Después de que la conmoción se extinguiera, ella reprendió a Yan Rusheng. "¿No puedes ser normal?"
¿Por qué siempre tuvo que recurrir a trucos tan inesperados?
"Esa pareja de parejas posa donde el hombre puso su brazo alrededor de los hombros de una mujer es tan aburrido. ¿Por qué deberíamos tomar una foto como esa? Yan Rusheng agachó la cabeza rápidamente después de que él le había respondido. Ella procedió a darle un beso en sus rojos labios rosados.
Si fueran a tomar una foto, tendrían que intentar algo diferente. Algo apasionado.
…
Cuando regresaron a S City, ya estaba anocheciendo.
El auto entró en la ciudad y Yan Rusheng permitió que el chofer se fuera para que él pudiera conducir.
La ciudad capital del país Y no era diferente de su ciudad capital. Luces brillantes y brillantes llenas por todas partes, iluminaban todo lo que podía tocar.
La ventanilla del coche estaba abierta y una brisa suave y cómoda entró en el coche. Los párpados de Xuxu empezaron a temblar.
Cuando se despertó una vez más, vislumbró lo que estaba por delante. Su boca estaba bien abierta; El asombro y la emoción pasaron por sus ojos.
"Esto es…"
Xuxu señaló el magnífico edificio, bien iluminado, delante de ellos. Estaba a punto de decir algo cuando Yan Rusheng se cruzó. "Muchacha tonta, el palacio deseando que siempre has soñado con visitarte está justo delante".
Es realmente el palacio real. El lugar donde innumerables mujeres habían soñado.
Pero, ¿por qué este deseo se convirtió en algo que ella esperaba? Fue Yan Rusheng quien quiso hacer un viaje al País Y para este bien de deseos.
Xuxu decidió no discutir con él y, en cambio, ella miró soñadora el palacio real que parecía haber salido de un cuento de hadas. La abrumaba con emociones.
Era demasiado impresionante y hermoso. Las fotos no le hacían justicia.

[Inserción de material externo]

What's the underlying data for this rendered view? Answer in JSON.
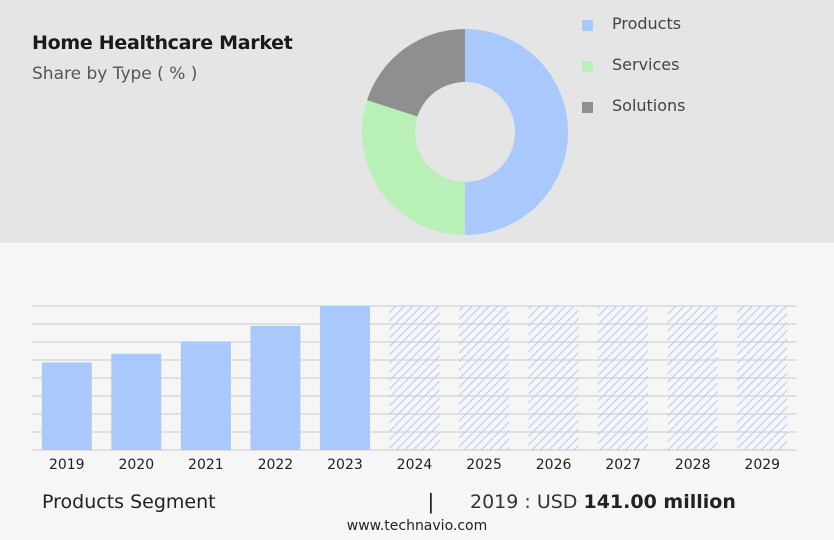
{
  "header": {
    "title": "Home Healthcare Market",
    "subtitle": "Share by Type ( % )"
  },
  "chart_data": [
    {
      "type": "pie",
      "variant": "donut",
      "labels": [
        "Products",
        "Services",
        "Solutions"
      ],
      "values": [
        50,
        30,
        20
      ],
      "colors": [
        "#a9c8fb",
        "#b8f0b8",
        "#8f8f8f"
      ],
      "legend": "right"
    },
    {
      "type": "bar",
      "categories": [
        "2019",
        "2020",
        "2021",
        "2022",
        "2023",
        "2024",
        "2025",
        "2026",
        "2027",
        "2028",
        "2029"
      ],
      "values": [
        141.0,
        155,
        175,
        200,
        232,
        232,
        232,
        232,
        232,
        232,
        232
      ],
      "forecast_from": "2024",
      "ylim": [
        0,
        232
      ],
      "grid": true,
      "colors": {
        "actual": "#a9c8fb",
        "forecast_hatch": "#b3cdf7"
      }
    }
  ],
  "footer": {
    "segment_label": "Products Segment",
    "separator": "|",
    "value_prefix": "2019 : USD",
    "value_bold": "141.00 million",
    "site": "www.technavio.com"
  }
}
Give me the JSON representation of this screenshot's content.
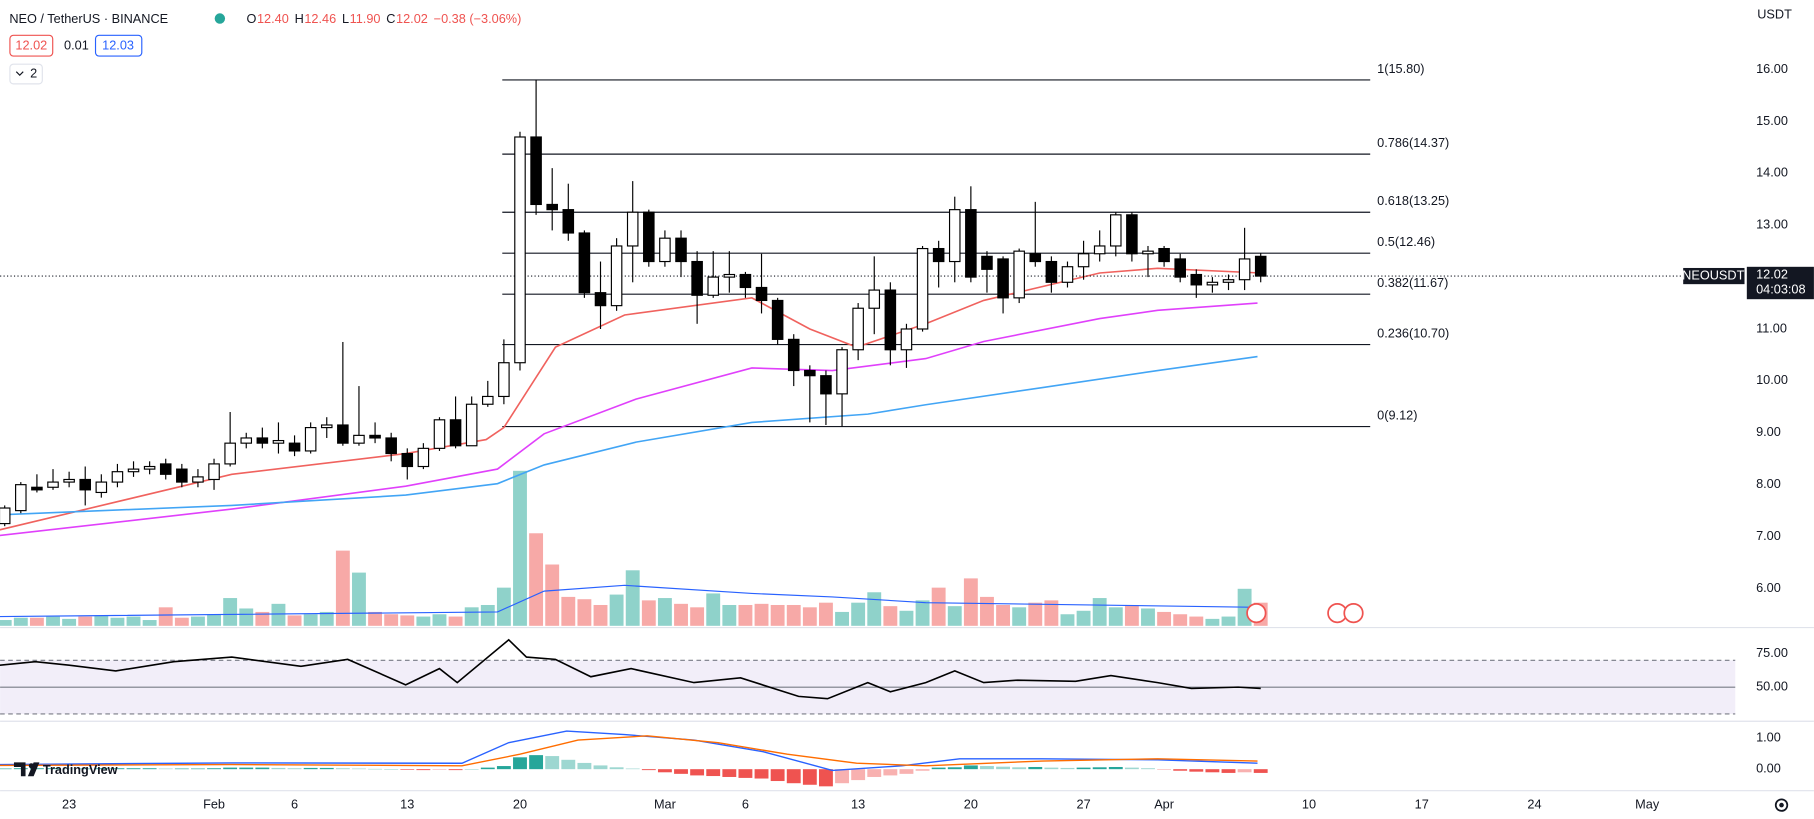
{
  "header": {
    "symbol": "NEO / TetherUS · BINANCE",
    "ohlc": [
      "O",
      "12.40",
      "H",
      "12.46",
      "L",
      "11.90",
      "C",
      "12.02",
      "−0.38 (−3.06%)"
    ],
    "bid": "12.02",
    "spread": "0.01",
    "ask": "12.03",
    "indicators": "2",
    "currency": "USDT",
    "logo": "TradingView"
  },
  "chart_data": {
    "type": "candlestick",
    "xlim": [
      -0.287,
      107.47
    ],
    "xticks": [
      {
        "value": 4,
        "label": "23"
      },
      {
        "value": 13,
        "label": "Feb"
      },
      {
        "value": 18,
        "label": "6"
      },
      {
        "value": 25,
        "label": "13"
      },
      {
        "value": 32,
        "label": "20"
      },
      {
        "value": 41,
        "label": "Mar"
      },
      {
        "value": 46,
        "label": "6"
      },
      {
        "value": 53,
        "label": "13"
      },
      {
        "value": 60,
        "label": "20"
      },
      {
        "value": 67,
        "label": "27"
      },
      {
        "value": 72,
        "label": "Apr"
      },
      {
        "value": 81,
        "label": "10"
      },
      {
        "value": 88,
        "label": "17"
      },
      {
        "value": 95,
        "label": "24"
      },
      {
        "value": 102,
        "label": "May"
      }
    ],
    "ylim": [
      5.28,
      17.34
    ],
    "yticks": [
      {
        "value": 6,
        "label": "6.00"
      },
      {
        "value": 7,
        "label": "7.00"
      },
      {
        "value": 8,
        "label": "8.00"
      },
      {
        "value": 9,
        "label": "9.00"
      },
      {
        "value": 10,
        "label": "10.00"
      },
      {
        "value": 11,
        "label": "11.00"
      },
      {
        "value": 12,
        "label": "12.00"
      },
      {
        "value": 13,
        "label": "13.00"
      },
      {
        "value": 14,
        "label": "14.00"
      },
      {
        "value": 15,
        "label": "15.00"
      },
      {
        "value": 16,
        "label": "16.00"
      }
    ],
    "up_color": "#ffffff",
    "down_color": "#000000",
    "open": [
      7.25,
      7.5,
      7.95,
      7.95,
      8.05,
      8.1,
      7.85,
      8.05,
      8.25,
      8.3,
      8.4,
      8.3,
      8.05,
      8.1,
      8.4,
      8.8,
      8.9,
      8.8,
      8.8,
      8.65,
      9.1,
      9.15,
      8.8,
      8.95,
      8.9,
      8.6,
      8.35,
      8.7,
      9.25,
      8.75,
      9.55,
      9.7,
      10.35,
      14.7,
      13.4,
      13.3,
      12.85,
      11.7,
      11.45,
      12.6,
      13.25,
      12.3,
      12.75,
      12.3,
      11.65,
      12.0,
      12.05,
      11.8,
      11.55,
      10.8,
      10.2,
      10.1,
      9.75,
      10.6,
      11.4,
      11.75,
      10.6,
      11.0,
      12.55,
      12.3,
      13.3,
      12.4,
      12.35,
      11.6,
      12.45,
      12.3,
      11.9,
      12.2,
      12.45,
      12.6,
      13.2,
      12.45,
      12.55,
      12.35,
      12.05,
      11.85,
      11.9,
      11.95,
      12.4
    ],
    "high": [
      7.6,
      8.05,
      8.2,
      8.3,
      8.25,
      8.35,
      8.2,
      8.4,
      8.45,
      8.45,
      8.5,
      8.4,
      8.3,
      8.5,
      9.4,
      9.0,
      9.1,
      9.2,
      8.95,
      9.2,
      9.3,
      10.75,
      9.9,
      9.2,
      9.0,
      8.7,
      8.8,
      9.3,
      9.7,
      9.7,
      10.0,
      10.8,
      14.8,
      15.8,
      14.1,
      13.8,
      12.9,
      12.3,
      12.75,
      13.85,
      13.3,
      12.9,
      12.9,
      12.5,
      12.5,
      12.5,
      12.1,
      12.45,
      11.6,
      10.9,
      10.3,
      10.2,
      10.65,
      11.5,
      12.4,
      11.9,
      11.1,
      12.6,
      12.7,
      13.55,
      13.75,
      12.5,
      12.4,
      12.55,
      13.45,
      12.4,
      12.3,
      12.7,
      12.9,
      13.25,
      13.25,
      12.6,
      12.6,
      12.45,
      12.15,
      12.0,
      12.05,
      12.95,
      12.46
    ],
    "low": [
      7.2,
      7.45,
      7.85,
      7.9,
      7.95,
      7.6,
      7.75,
      7.95,
      8.15,
      8.2,
      8.1,
      7.95,
      7.95,
      7.9,
      8.35,
      8.7,
      8.7,
      8.6,
      8.55,
      8.6,
      8.9,
      8.75,
      8.75,
      8.8,
      8.45,
      8.1,
      8.3,
      8.65,
      8.7,
      8.75,
      9.5,
      9.55,
      10.2,
      13.2,
      12.9,
      12.7,
      11.6,
      11.0,
      11.35,
      11.9,
      12.2,
      12.2,
      12.0,
      11.1,
      11.6,
      11.7,
      11.6,
      11.3,
      10.7,
      9.9,
      9.2,
      9.15,
      9.12,
      10.4,
      10.9,
      10.3,
      10.25,
      10.95,
      11.8,
      11.9,
      11.9,
      11.7,
      11.3,
      11.5,
      12.2,
      11.7,
      11.8,
      11.95,
      12.3,
      12.4,
      12.3,
      12.0,
      12.2,
      11.9,
      11.6,
      11.7,
      11.75,
      11.75,
      11.9
    ],
    "close": [
      7.55,
      8.0,
      7.9,
      8.05,
      8.1,
      7.9,
      8.05,
      8.25,
      8.3,
      8.35,
      8.2,
      8.05,
      8.15,
      8.4,
      8.8,
      8.9,
      8.8,
      8.85,
      8.65,
      9.1,
      9.15,
      8.8,
      8.95,
      8.9,
      8.6,
      8.35,
      8.7,
      9.25,
      8.75,
      9.55,
      9.7,
      10.35,
      14.7,
      13.4,
      13.3,
      12.85,
      11.7,
      11.45,
      12.6,
      13.25,
      12.3,
      12.75,
      12.3,
      11.65,
      12.0,
      12.05,
      11.8,
      11.55,
      10.8,
      10.2,
      10.1,
      9.75,
      10.6,
      11.4,
      11.75,
      10.6,
      11.0,
      12.55,
      12.3,
      13.3,
      12.0,
      12.15,
      11.6,
      12.5,
      12.3,
      11.9,
      12.2,
      12.45,
      12.6,
      13.2,
      12.45,
      12.5,
      12.3,
      12.0,
      11.85,
      11.9,
      11.95,
      12.35,
      12.02
    ],
    "series": [
      {
        "color": "#f0625e",
        "x": [
          -0.3,
          14.1,
          24.9,
          29.9,
          31,
          34.2,
          38.5,
          46.4,
          50,
          52.9,
          57.2,
          60.8,
          68,
          71.6,
          78
        ],
        "values": [
          7.13,
          8.2,
          8.6,
          8.87,
          9.1,
          10.65,
          11.27,
          11.6,
          11.0,
          10.65,
          11.1,
          11.55,
          12.08,
          12.17,
          12.08
        ]
      },
      {
        "color": "#e040fb",
        "x": [
          -0.3,
          14.1,
          24.9,
          30.6,
          33.5,
          39.2,
          46.4,
          51.4,
          57.2,
          60.8,
          68,
          71.6,
          77.8
        ],
        "values": [
          7.02,
          7.53,
          7.97,
          8.3,
          8.98,
          9.65,
          10.25,
          10.2,
          10.43,
          10.76,
          11.2,
          11.36,
          11.5
        ]
      },
      {
        "color": "#42a5f5",
        "x": [
          -0.3,
          14.1,
          24.9,
          30.6,
          33.5,
          39.2,
          46.4,
          53.6,
          57.2,
          64.4,
          71.6,
          77.8
        ],
        "values": [
          7.42,
          7.6,
          7.8,
          8.02,
          8.38,
          8.82,
          9.2,
          9.36,
          9.54,
          9.87,
          10.2,
          10.47
        ]
      }
    ],
    "fib": {
      "x": [
        30.9,
        84.8
      ],
      "levels": [
        {
          "value": 15.8,
          "label": "1(15.80)"
        },
        {
          "value": 14.37,
          "label": "0.786(14.37)"
        },
        {
          "value": 13.25,
          "label": "0.618(13.25)"
        },
        {
          "value": 12.46,
          "label": "0.5(12.46)"
        },
        {
          "value": 11.67,
          "label": "0.382(11.67)"
        },
        {
          "value": 10.7,
          "label": "0.236(10.70)"
        },
        {
          "value": 9.12,
          "label": "0(9.12)"
        }
      ]
    },
    "last_price": {
      "symbol": "NEOUSDT",
      "value": 12.02,
      "label": "12.02",
      "countdown": "04:03:08"
    },
    "volume": {
      "up_color": "#8fd2ca",
      "down_color": "#f7a9a7",
      "values": [
        5,
        7,
        7,
        8,
        6,
        8,
        9,
        7,
        8,
        5,
        16,
        7,
        8,
        10,
        24,
        15,
        12,
        19,
        9,
        10,
        12,
        65,
        46,
        12,
        10,
        9,
        8,
        10,
        8,
        16,
        18,
        33,
        134,
        80,
        53,
        25,
        23,
        18,
        27,
        48,
        22,
        24,
        19,
        16,
        28,
        18,
        18,
        19,
        18,
        18,
        16,
        20,
        12,
        20,
        29,
        17,
        13,
        22,
        33,
        17,
        41,
        25,
        18,
        16,
        20,
        22,
        10,
        13,
        24,
        16,
        18,
        15,
        12,
        10,
        8,
        6,
        8,
        32,
        20
      ],
      "ma": {
        "color": "#2962ff",
        "x": [
          -0.3,
          30.6,
          33.5,
          38.5,
          46.4,
          51.4,
          57.2,
          77.8
        ],
        "values": [
          8,
          12,
          30,
          35,
          28,
          25,
          20,
          16
        ]
      }
    },
    "rsi": {
      "ylim": [
        25,
        94
      ],
      "yticks": [
        {
          "value": 75,
          "label": "75.00"
        },
        {
          "value": 50,
          "label": "50.00"
        }
      ],
      "levels": [
        70,
        50,
        30
      ],
      "color": "#000000",
      "x": [
        -0.3,
        1.9,
        4.0,
        6.9,
        10.5,
        14.1,
        18.4,
        21.3,
        24.9,
        27.0,
        28.1,
        31.3,
        32.4,
        34.2,
        36.4,
        38.9,
        42.8,
        45.7,
        49.3,
        51.1,
        53.6,
        55.0,
        57.2,
        59.0,
        60.8,
        62.9,
        66.5,
        68.7,
        71.6,
        73.7,
        76.6,
        78
      ],
      "values": [
        66.4,
        69.0,
        66.4,
        62.1,
        69.0,
        72.4,
        65.5,
        70.7,
        51.7,
        63.8,
        53.4,
        85.3,
        72.4,
        70.7,
        57.8,
        63.8,
        53.4,
        56.9,
        43.1,
        41.4,
        53.4,
        46.6,
        53.4,
        62.1,
        53.4,
        55.2,
        54.3,
        58.6,
        53.4,
        49.1,
        50.0,
        49.1
      ]
    },
    "macd": {
      "ylim": [
        -0.67,
        1.48
      ],
      "yticks": [
        {
          "value": 1,
          "label": "1.00"
        },
        {
          "value": 0,
          "label": "0.00"
        }
      ],
      "macd": {
        "color": "#2962ff",
        "x": [
          -0.3,
          14.1,
          28.4,
          31.3,
          34.9,
          38.5,
          42.8,
          47.1,
          51.4,
          55.7,
          59.3,
          64.4,
          71.6,
          77.8
        ],
        "values": [
          0.15,
          0.2,
          0.19,
          0.85,
          1.22,
          1.11,
          0.93,
          0.56,
          -0.04,
          0.11,
          0.33,
          0.33,
          0.3,
          0.19
        ]
      },
      "signal": {
        "color": "#ff6d00",
        "x": [
          -0.3,
          14.1,
          28.4,
          32.0,
          35.6,
          39.9,
          44.3,
          48.6,
          52.9,
          57.2,
          64.4,
          71.6,
          77.8
        ],
        "values": [
          0.12,
          0.15,
          0.11,
          0.48,
          0.93,
          1.07,
          0.85,
          0.48,
          0.19,
          0.11,
          0.26,
          0.33,
          0.26
        ]
      },
      "histogram": [
        0.02,
        0.03,
        0.03,
        0.03,
        0.02,
        0.02,
        0.03,
        0.03,
        0.03,
        0.03,
        0.02,
        0.02,
        0.02,
        0.03,
        0.05,
        0.05,
        0.05,
        0.04,
        0.03,
        0.04,
        0.04,
        0.03,
        0.02,
        0.01,
        0.0,
        -0.02,
        -0.03,
        -0.02,
        -0.03,
        0.0,
        0.05,
        0.1,
        0.38,
        0.45,
        0.42,
        0.3,
        0.2,
        0.12,
        0.06,
        0.02,
        -0.03,
        -0.1,
        -0.15,
        -0.2,
        -0.22,
        -0.25,
        -0.28,
        -0.3,
        -0.38,
        -0.45,
        -0.5,
        -0.55,
        -0.45,
        -0.35,
        -0.25,
        -0.2,
        -0.15,
        -0.05,
        0.05,
        0.06,
        0.12,
        0.1,
        0.08,
        0.06,
        0.07,
        0.05,
        0.04,
        0.05,
        0.06,
        0.07,
        0.05,
        0.03,
        -0.02,
        -0.05,
        -0.08,
        -0.1,
        -0.12,
        -0.1,
        -0.12
      ],
      "up_color": "#26a69a",
      "down_color": "#ef5350"
    }
  }
}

El auto ya no podía entrar en el complejo, por lo que Yan Rusheng y Xuxu caminaron hacia él.
Todo el palacio real fue construido de acuerdo con el estilo tradicional del País Y. Las puertas erectas e imponentes tenían soldados montando guardia afuera.
Ningún turista podía entrar más allá de los límites estipulados, y solo podían admirar desde una distancia.
Yan Rusheng se metió las manos en los bolsillos y siguió a Xuxu. No le interesaba el palacio real.
Pero como le había prometido a Xuxu que la traería aquí, sintió que, como hombre, no puede cumplir su palabra.